Waarom denken de VN – of wie dan ook – dat particuliere bedrijven verantwoordelijke rentmeesters van de planeet kunnen worden? De snelle degradatie van mariene ecosystemen is niet bepaald nieuwe informatie, maar toch hebben bedrijven hun schadelijke activiteiten alleen maar uitgebreid. Realistisch gezien zal het stakeholder-kapitalisme moeilijke beslissingen over winstmaximalisatie in een wereld met klimaatbeperkingen alleen maar doorschuiven naar toekomstige generaties.
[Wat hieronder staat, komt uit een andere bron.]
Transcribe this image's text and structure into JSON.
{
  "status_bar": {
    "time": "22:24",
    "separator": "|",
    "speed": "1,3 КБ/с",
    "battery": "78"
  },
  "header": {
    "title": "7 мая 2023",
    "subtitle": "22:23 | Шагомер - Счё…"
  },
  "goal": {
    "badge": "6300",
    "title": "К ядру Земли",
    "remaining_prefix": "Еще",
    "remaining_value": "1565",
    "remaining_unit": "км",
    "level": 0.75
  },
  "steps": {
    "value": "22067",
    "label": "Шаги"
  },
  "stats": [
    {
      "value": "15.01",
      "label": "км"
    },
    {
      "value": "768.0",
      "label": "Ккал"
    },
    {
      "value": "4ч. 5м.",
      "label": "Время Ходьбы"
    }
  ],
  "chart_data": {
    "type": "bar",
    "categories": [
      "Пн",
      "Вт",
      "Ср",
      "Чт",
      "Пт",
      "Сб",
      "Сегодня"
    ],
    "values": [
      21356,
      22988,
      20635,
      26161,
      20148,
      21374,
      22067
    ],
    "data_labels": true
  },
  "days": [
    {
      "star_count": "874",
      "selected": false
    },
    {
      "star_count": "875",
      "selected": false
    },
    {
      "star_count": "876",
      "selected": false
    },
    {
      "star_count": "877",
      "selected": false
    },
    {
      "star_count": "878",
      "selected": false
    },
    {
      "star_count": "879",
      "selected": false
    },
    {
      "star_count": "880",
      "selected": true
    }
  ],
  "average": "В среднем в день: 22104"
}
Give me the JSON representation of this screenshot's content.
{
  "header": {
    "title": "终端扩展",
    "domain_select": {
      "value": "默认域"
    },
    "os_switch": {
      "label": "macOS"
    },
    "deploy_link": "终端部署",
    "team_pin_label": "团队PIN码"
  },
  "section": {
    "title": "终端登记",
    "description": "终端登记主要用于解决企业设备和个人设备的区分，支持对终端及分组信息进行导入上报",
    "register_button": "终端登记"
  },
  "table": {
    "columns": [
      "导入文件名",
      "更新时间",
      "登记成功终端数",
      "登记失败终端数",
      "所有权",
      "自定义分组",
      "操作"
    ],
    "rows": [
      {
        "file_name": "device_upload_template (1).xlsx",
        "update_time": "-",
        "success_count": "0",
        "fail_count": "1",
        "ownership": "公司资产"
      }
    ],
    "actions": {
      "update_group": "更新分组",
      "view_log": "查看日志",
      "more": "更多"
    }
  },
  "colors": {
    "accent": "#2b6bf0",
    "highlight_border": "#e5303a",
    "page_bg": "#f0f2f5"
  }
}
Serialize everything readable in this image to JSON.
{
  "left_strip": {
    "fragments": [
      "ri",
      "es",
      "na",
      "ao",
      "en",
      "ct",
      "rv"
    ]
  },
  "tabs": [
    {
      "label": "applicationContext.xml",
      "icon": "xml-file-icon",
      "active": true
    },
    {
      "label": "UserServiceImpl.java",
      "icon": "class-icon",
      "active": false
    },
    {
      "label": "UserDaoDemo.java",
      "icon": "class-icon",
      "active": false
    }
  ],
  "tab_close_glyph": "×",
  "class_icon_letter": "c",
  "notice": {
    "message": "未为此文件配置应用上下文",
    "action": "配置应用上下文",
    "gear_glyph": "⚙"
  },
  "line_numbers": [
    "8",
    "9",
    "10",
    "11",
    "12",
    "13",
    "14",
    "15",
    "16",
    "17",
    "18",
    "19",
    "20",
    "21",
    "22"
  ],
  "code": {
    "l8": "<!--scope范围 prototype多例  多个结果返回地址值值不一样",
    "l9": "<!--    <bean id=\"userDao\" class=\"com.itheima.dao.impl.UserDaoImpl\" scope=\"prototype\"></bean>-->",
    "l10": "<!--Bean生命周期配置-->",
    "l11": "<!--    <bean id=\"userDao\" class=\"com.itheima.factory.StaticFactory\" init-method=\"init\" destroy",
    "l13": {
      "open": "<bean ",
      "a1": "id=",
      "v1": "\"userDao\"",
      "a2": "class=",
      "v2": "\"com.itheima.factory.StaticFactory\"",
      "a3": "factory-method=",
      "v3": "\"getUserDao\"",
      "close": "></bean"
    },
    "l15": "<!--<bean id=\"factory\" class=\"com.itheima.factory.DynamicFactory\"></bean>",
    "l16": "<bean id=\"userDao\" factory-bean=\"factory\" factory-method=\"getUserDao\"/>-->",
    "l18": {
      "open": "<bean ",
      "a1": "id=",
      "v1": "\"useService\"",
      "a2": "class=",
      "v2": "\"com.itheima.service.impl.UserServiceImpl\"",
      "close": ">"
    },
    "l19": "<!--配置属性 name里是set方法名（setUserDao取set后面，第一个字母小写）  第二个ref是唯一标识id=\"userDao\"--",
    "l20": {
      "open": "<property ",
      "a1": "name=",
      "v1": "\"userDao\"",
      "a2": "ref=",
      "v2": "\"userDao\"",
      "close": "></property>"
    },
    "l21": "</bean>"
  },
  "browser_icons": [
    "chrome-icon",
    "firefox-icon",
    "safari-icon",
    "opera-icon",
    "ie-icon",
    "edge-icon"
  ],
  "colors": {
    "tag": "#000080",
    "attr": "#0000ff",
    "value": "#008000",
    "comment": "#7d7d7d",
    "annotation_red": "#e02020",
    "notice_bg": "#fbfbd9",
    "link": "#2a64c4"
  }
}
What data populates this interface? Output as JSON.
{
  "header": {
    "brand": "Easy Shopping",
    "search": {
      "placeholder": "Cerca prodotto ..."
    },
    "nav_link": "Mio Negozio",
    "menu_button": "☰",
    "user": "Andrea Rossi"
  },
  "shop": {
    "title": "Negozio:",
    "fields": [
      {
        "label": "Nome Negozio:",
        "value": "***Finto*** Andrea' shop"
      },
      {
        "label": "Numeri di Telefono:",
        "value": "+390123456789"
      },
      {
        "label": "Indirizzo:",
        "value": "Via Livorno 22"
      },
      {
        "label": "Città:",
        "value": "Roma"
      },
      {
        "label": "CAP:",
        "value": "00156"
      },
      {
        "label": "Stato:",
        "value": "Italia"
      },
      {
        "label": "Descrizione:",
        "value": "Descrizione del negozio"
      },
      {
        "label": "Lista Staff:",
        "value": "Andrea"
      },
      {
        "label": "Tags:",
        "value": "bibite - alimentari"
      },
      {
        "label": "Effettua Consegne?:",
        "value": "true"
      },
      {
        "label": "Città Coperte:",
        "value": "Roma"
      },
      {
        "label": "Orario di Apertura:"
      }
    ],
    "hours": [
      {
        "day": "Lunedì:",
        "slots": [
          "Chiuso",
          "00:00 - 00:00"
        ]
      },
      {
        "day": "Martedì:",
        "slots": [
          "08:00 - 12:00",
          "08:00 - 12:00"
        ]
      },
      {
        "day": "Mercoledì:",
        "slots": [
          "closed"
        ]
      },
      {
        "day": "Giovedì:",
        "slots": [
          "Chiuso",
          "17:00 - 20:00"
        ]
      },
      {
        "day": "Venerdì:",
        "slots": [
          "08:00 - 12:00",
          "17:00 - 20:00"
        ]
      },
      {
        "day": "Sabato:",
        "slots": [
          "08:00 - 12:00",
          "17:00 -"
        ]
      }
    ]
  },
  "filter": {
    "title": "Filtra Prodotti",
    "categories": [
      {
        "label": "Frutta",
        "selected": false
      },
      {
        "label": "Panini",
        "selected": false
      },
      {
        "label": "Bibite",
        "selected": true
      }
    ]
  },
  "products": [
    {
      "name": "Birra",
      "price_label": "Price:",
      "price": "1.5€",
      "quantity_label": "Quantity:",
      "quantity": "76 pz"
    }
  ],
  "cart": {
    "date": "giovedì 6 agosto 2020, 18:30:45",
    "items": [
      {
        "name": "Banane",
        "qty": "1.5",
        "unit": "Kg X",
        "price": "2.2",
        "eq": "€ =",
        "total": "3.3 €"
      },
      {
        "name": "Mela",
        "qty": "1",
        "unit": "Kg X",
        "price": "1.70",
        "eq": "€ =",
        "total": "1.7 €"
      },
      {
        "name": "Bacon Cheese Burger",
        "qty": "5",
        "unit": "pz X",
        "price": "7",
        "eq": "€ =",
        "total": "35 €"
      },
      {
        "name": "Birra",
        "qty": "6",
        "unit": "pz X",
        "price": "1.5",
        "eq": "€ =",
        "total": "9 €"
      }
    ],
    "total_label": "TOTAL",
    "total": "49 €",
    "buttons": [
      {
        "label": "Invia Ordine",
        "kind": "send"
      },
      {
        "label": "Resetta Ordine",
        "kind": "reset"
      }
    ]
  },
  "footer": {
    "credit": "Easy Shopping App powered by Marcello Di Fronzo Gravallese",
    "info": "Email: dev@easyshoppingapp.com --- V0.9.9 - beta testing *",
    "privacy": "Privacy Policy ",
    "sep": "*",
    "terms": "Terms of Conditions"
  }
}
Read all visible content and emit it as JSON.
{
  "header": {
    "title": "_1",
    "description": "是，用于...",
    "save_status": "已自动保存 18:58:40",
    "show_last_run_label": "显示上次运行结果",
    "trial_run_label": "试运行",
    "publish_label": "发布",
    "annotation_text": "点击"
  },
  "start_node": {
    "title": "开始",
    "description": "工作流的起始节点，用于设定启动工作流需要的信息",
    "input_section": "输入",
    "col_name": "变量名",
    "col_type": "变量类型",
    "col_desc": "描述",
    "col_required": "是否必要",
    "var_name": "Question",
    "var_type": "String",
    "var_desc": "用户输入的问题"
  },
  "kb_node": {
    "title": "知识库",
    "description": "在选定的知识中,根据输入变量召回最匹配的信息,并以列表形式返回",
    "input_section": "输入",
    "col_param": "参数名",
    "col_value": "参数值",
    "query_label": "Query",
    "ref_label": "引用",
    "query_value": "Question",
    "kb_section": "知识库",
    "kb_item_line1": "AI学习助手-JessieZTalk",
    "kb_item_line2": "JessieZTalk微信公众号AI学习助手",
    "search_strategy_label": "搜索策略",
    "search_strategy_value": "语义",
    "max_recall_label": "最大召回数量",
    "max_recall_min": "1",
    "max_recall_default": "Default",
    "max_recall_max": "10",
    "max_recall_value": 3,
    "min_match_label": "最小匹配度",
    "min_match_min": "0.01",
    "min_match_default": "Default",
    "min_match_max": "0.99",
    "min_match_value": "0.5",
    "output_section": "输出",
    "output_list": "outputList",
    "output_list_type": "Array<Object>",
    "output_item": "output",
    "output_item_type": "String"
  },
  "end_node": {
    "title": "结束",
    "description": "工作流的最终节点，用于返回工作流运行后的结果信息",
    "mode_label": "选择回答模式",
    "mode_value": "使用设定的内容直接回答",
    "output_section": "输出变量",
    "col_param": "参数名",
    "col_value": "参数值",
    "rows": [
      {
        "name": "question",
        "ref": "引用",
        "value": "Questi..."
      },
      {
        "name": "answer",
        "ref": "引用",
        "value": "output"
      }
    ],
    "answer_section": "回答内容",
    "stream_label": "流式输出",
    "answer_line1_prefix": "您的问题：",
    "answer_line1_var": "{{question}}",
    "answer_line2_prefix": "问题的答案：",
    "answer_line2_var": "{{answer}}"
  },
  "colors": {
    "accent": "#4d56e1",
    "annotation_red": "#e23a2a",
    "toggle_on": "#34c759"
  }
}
Nu heeft de wereld de kans om een veelbelovender aanpak voor de bescherming van de oceaan te omarmen: de Intergovernmental Conference on Marine Biodiversity of Areas Beyond National Jurisdiction. De vergaderingen, die deze week in New York zijn hervat, zullen naar verwachting een juridisch kader opleveren voor het beheer van alle mariene gebieden buiten de EEZʼs van de kustlanden.
De volle zee omvat 64 procent van de oppervlakte van de oceaan en herbergt de grootste reservoirs van biodiversiteit op aarde. Het aantal soorten dat er voorkomt is enorm, en naar verwachting zullen er nog veel meer worden ontdekt. Maar dit domein wordt met de dag drukker – en meer bedreigd.
De bescherming van de volle zee is lange tijd in handen geweest van een lappendeken van internationale agentschappen. Als gevolg daarvan is momenteel slechts 1,2 procent van dit fragiele ecosysteem beschermd tegen uitbuiting door commerciële activiteiten.
Zoals Guy Standing, wetenschappelijk onderzoeker aan de universiteit van Londen, mij onlangs vertelde, is er weinig reden om aan te nemen dat de conferentie veel zal doen om ʻde macht van oligopolistische ondernemingen in niet-territoriale wateren terug te dringen.ʼ In plaats daarvan zal het voor de VN de zoveelste gelegenheid zijn om het verhaal te verkondigen dat het winstoogmerk, dat grotendeels verantwoordelijk is voor de vernietiging van de oceanen, de aanzet kan geven tot de noodzakelijke actie om deze te redden.
Zoals Standing het stelt: als we onze oceanen willen redden, moeten we de privatisering ervan terugdraaien. Dat betekent dat we moeten aandringen op bindende afspraken, effectieve regelgeving en betrouwbare handhaving. Bovenal betekent het dat we moeten erkennen dat de werkelijke waarde van de oceaan geen prijskaartje heeft.